= Macolod Corridor =

Geological feature in the Philippines

The Macolod Corridor is a northeast-trending zone of active volcanism situated at the junction of different tectonic elements in southwestern Luzon, Philippines. It is approximately 40 km wide and perpendicularly bisects the Luzon Volcanic Arc. The corridor is bounded by two major faults, the Philippine Fault to the east and the Sibuyan-Verde Passage Fault to the west.

The Macolod Corridor is a relatively young feature, with volcanic activity dating back to the Quaternary (less than 2.58 million years ago). The corridor is home to several active volcanoes, including Taal Volcano, one of the most active volcanoes in the Philippines.

The tectonic setting of the Macolod Corridor is complex and not fully understood. Several models have been proposed to explain its formation, but no single model is universally accepted. One model suggests that the corridor is a rift zone formed by crustal extension. Another model suggests that the corridor is a pull-apart zone formed by the interaction of the Philippine Fault and the Sibuyan-Verde Passage Fault.
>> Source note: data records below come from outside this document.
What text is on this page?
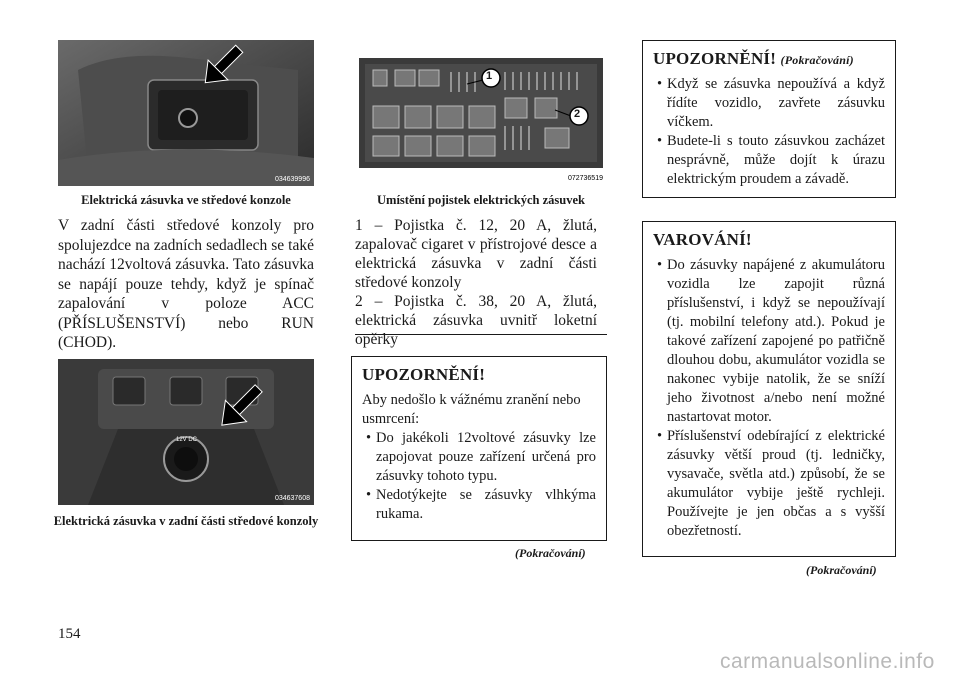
034639996
Elektrická zásuvka ve středové konzole
V zadní části středové konzoly pro spolujezdce na zadních sedadlech se také nachází 12voltová zásuvka. Tato zásuvka se napájí pouze tehdy, když je spínač zapalování v poloze ACC (PŘÍSLUŠENSTVÍ) nebo RUN (CHOD).
12V DC
034637608
Elektrická zásuvka v zadní části středové konzoly
1
2
072736519
Umístění pojistek elektrických zásuvek
1 – Pojistka č. 12, 20 A, žlutá, zapalovač cigaret v přístrojové desce a elektrická zásuvka v zadní části středové konzoly
2 – Pojistka č. 38, 20 A, žlutá, elektrická zásuvka uvnitř loketní opěrky
UPOZORNĚNÍ!

Aby nedošlo k vážnému zranění nebo usmrcení:

• Do jakékoli 12voltové zásuvky lze zapojovat pouze zařízení určená pro zásuvky tohoto typu.
• Nedotýkejte se zásuvky vlhkýma rukama.
(Pokračování)
UPOZORNĚNÍ! (Pokračování)
• Když se zásuvka nepoužívá a když řídíte vozidlo, zavřete zásuvku víčkem.
• Budete-li s touto zásuvkou zacházet nesprávně, může dojít k úrazu elektrickým proudem a závadě.
VAROVÁNÍ!
• Do zásuvky napájené z akumulátoru vozidla lze zapojit různá příslušenství, i když se nepoužívají (tj. mobilní telefony atd.). Pokud je takové zařízení zapojené po patřičně dlouhou dobu, akumulátor vozidla se nakonec vybije natolik, že se sníží jeho životnost a/nebo není možné nastartovat motor.
• Příslušenství odebírající z elektrické zásuvky větší proud (tj. ledničky, vysavače, světla atd.) způsobí, že se akumulátor vybije ještě rychleji. Používejte je jen občas a s vyšší obezřetností.
(Pokračování)
154
carmanualsonline.info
The Macolod Corridor is an important geological feature for several reasons. First, it is a zone of active volcanism, which poses a significant hazard to the surrounding population. Second, the corridor is located at the junction of several tectonic elements, which makes it an ideal place to study the tectonic processes that affect the Philippines. Third, the corridor is home to a variety of unique geological features, such as maars, tuff cones, and lava flows.